What good governance design looks like
The best GIS governance structures I've seen share a few characteristics.
They're designed before the technology, not after it. The ownership structure, as-built workflows, and quality standards need to be established while there's still time to configure the system around them. Governance retrofitted onto a deployed system is always a compromise.
They're embedded in existing workflows, not added on top of them. If the as-built process requires a separate GIS update step after the maintenance management system is updated, it will be skipped. The GIS needs to be on the path of least resistance for field crews and engineers — not an additional burden.
They have named accountabilities, not departmental ones. "The GIS team is responsible for data quality" means nobody is responsible for data quality. A named role with defined accountability and a manager who reviews performance against it is a different thing.
They include an enforcement mechanism. This doesn't mean punishment — it means that data quality problems have a defined escalation path that ends with someone who has authority to resolve them. Without enforcement, standards become suggestions.
They're documented, but not buried. Governance documentation that lives in a shared drive and is never referenced is not governance. The standards need to be accessible in the systems where the work happens — embedded in forms, surfaced in training, visible in QA reports.
The realistic timeline
Good governance design takes time. For a mid-sized utility undertaking a full GIS modernization, the governance design phase — interviews with stakeholders, draft structure, review and revision, approval — typically runs four to eight weeks in parallel with the technical work. It's not a separate project phase that delays go-live; it's a workstream that has to happen alongside the configuration work.
What it produces is: a data ownership matrix, a documented as-built workflow, a set of quality standards with acceptance criteria, a QA schedule and reporting structure, a change control process, and an escalation framework. These documents are worth less than the conversations that produced them — the conversations are where the organizational agreements actually get made. But the documents make the agreements durable.
The question to ask your implementation partner
When evaluating a GIS implementation proposal, one question reliably distinguishes governance-serious consultants from technology-focused ones: "What will our data governance structure look like six months after go-live, and what's your role in designing it?"

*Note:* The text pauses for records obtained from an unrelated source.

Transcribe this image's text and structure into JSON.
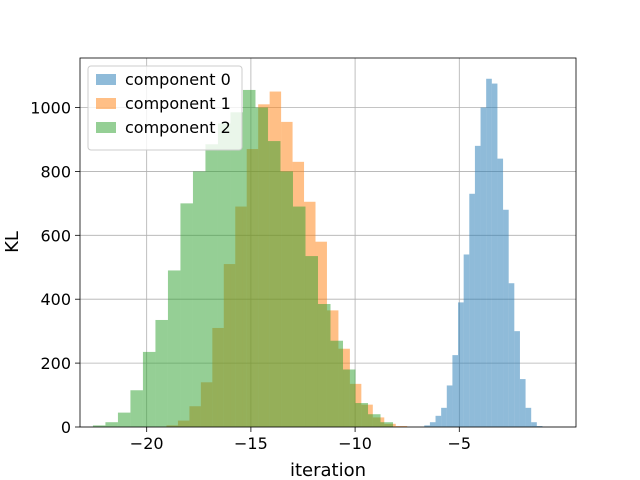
{
  "chart_data": {
    "type": "bar",
    "title": "",
    "xlabel": "iteration",
    "ylabel": "KL",
    "xlim": [
      -23.2,
      0.6
    ],
    "ylim": [
      0,
      1155
    ],
    "xticks": [
      -20,
      -15,
      -10,
      -5
    ],
    "xtick_labels": [
      "−20",
      "−15",
      "−10",
      "−5"
    ],
    "yticks": [
      0,
      200,
      400,
      600,
      800,
      1000
    ],
    "ytick_labels": [
      "0",
      "200",
      "400",
      "600",
      "800",
      "1000"
    ],
    "grid": true,
    "legend_position": "top-left",
    "bar_opacity": 0.5,
    "series": [
      {
        "name": "component 0",
        "color": "#1f77b4",
        "bin_edges": [
          -6.68,
          -6.41,
          -6.14,
          -5.87,
          -5.6,
          -5.33,
          -5.06,
          -4.79,
          -4.52,
          -4.25,
          -3.98,
          -3.71,
          -3.44,
          -3.17,
          -2.9,
          -2.63,
          -2.36,
          -2.09,
          -1.82,
          -1.55,
          -1.28,
          -1.01
        ],
        "counts": [
          5,
          15,
          35,
          60,
          130,
          225,
          390,
          540,
          730,
          880,
          1000,
          1090,
          1075,
          840,
          680,
          450,
          300,
          150,
          60,
          15,
          3
        ]
      },
      {
        "name": "component 1",
        "color": "#ff7f0e",
        "bin_edges": [
          -22.9,
          -22.35,
          -21.8,
          -21.25,
          -20.7,
          -20.15,
          -19.6,
          -19.05,
          -18.5,
          -17.95,
          -17.4,
          -16.85,
          -16.3,
          -15.75,
          -15.2,
          -14.65,
          -14.1,
          -13.55,
          -13.0,
          -12.45,
          -11.9,
          -11.35,
          -10.8,
          -10.25,
          -9.7,
          -9.15,
          -8.6,
          -8.05,
          -7.5
        ],
        "counts": [
          0,
          0,
          0,
          0,
          0,
          0,
          0,
          5,
          20,
          65,
          140,
          310,
          510,
          690,
          870,
          1010,
          1050,
          955,
          830,
          705,
          580,
          365,
          245,
          135,
          70,
          30,
          10,
          3
        ]
      },
      {
        "name": "component 2",
        "color": "#2ca02c",
        "bin_edges": [
          -22.58,
          -21.98,
          -21.38,
          -20.78,
          -20.18,
          -19.58,
          -18.98,
          -18.38,
          -17.78,
          -17.18,
          -16.58,
          -15.98,
          -15.38,
          -14.78,
          -14.18,
          -13.58,
          -12.98,
          -12.38,
          -11.78,
          -11.18,
          -10.58,
          -9.98,
          -9.38,
          -8.78,
          -8.18
        ],
        "counts": [
          5,
          15,
          45,
          115,
          235,
          335,
          490,
          700,
          800,
          885,
          950,
          985,
          1055,
          1000,
          895,
          800,
          690,
          535,
          385,
          270,
          180,
          75,
          40,
          15
        ]
      }
    ]
  }
}
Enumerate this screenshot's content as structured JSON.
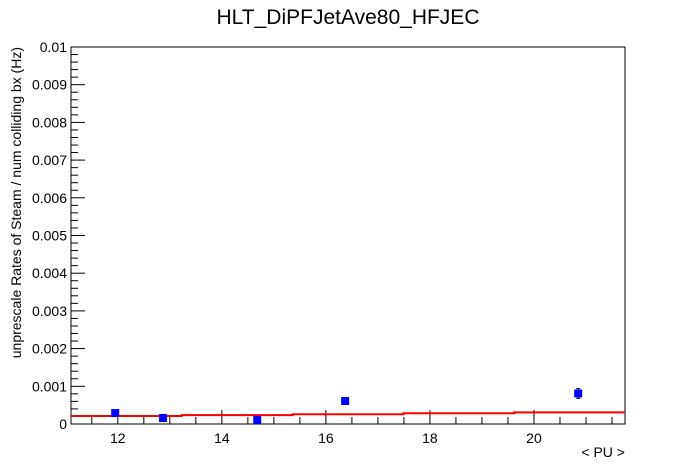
{
  "chart_data": {
    "type": "scatter",
    "title": "HLT_DiPFJetAve80_HFJEC",
    "xlabel": "< PU >",
    "ylabel": "unprescale Rates of Steam / num colliding bx (Hz)",
    "xlim": [
      11.1,
      21.75
    ],
    "ylim": [
      0,
      0.01
    ],
    "x_ticks": [
      12,
      14,
      16,
      18,
      20
    ],
    "x_tick_labels": [
      "12",
      "14",
      "16",
      "18",
      "20"
    ],
    "y_ticks": [
      0,
      0.001,
      0.002,
      0.003,
      0.004,
      0.005,
      0.006,
      0.007,
      0.008,
      0.009,
      0.01
    ],
    "y_tick_labels": [
      "0",
      "0.001",
      "0.002",
      "0.003",
      "0.004",
      "0.005",
      "0.006",
      "0.007",
      "0.008",
      "0.009",
      "0.01"
    ],
    "grid": false,
    "series": [
      {
        "color": "#0000ff",
        "x": [
          11.95,
          12.87,
          14.68,
          16.37,
          20.85
        ],
        "y": [
          0.00029,
          0.00016,
          0.00011,
          0.00061,
          0.00081
        ],
        "yerr": [
          6e-05,
          4e-05,
          3e-05,
          7e-05,
          0.00013
        ]
      }
    ],
    "fit": {
      "color": "#ff0000",
      "x": [
        11.1,
        21.75
      ],
      "y": [
        0.0002,
        0.00032
      ]
    }
  }
}
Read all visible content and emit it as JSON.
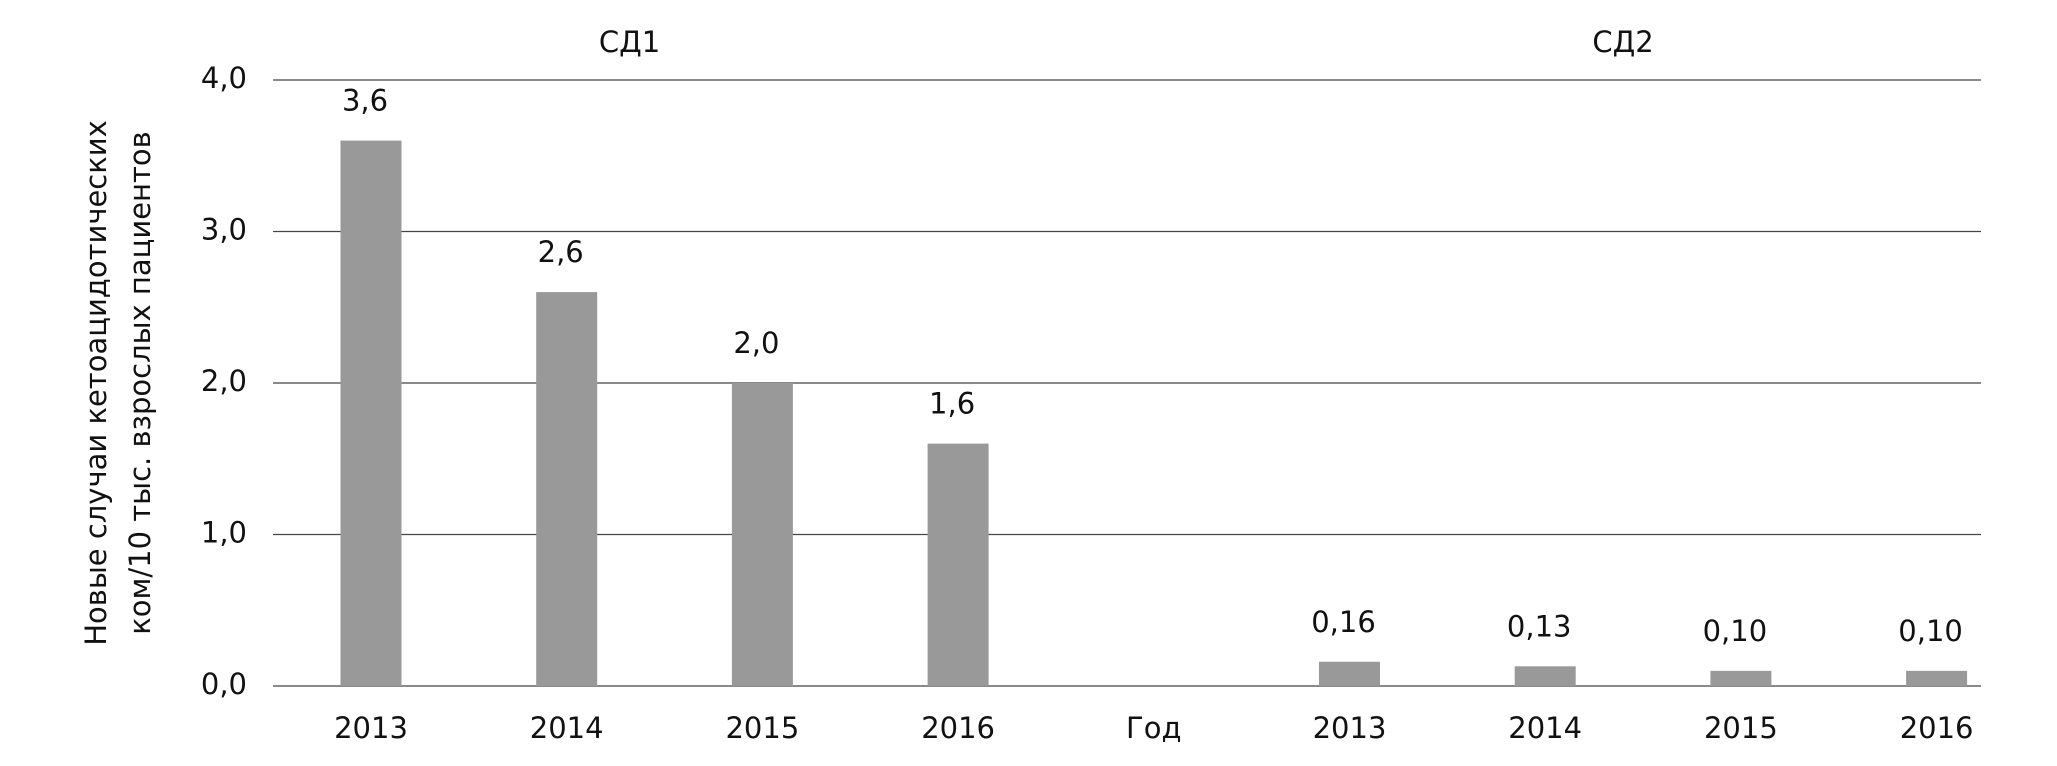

If the answer focuses on training and documentation handover, the governance is being left to you. That might be fine, if you have the internal capacity to design it. But most utilities undertaking their first major GIS modernization don't — and the gap between "we have a training package" and "we have a functioning governance structure" is where most programs eventually fail.
Governance is not glamorous. It's also not optional. A GIS that works well at go-live and degrades over eighteen months is a failed implementation, regardless of what the acceptance criteria said.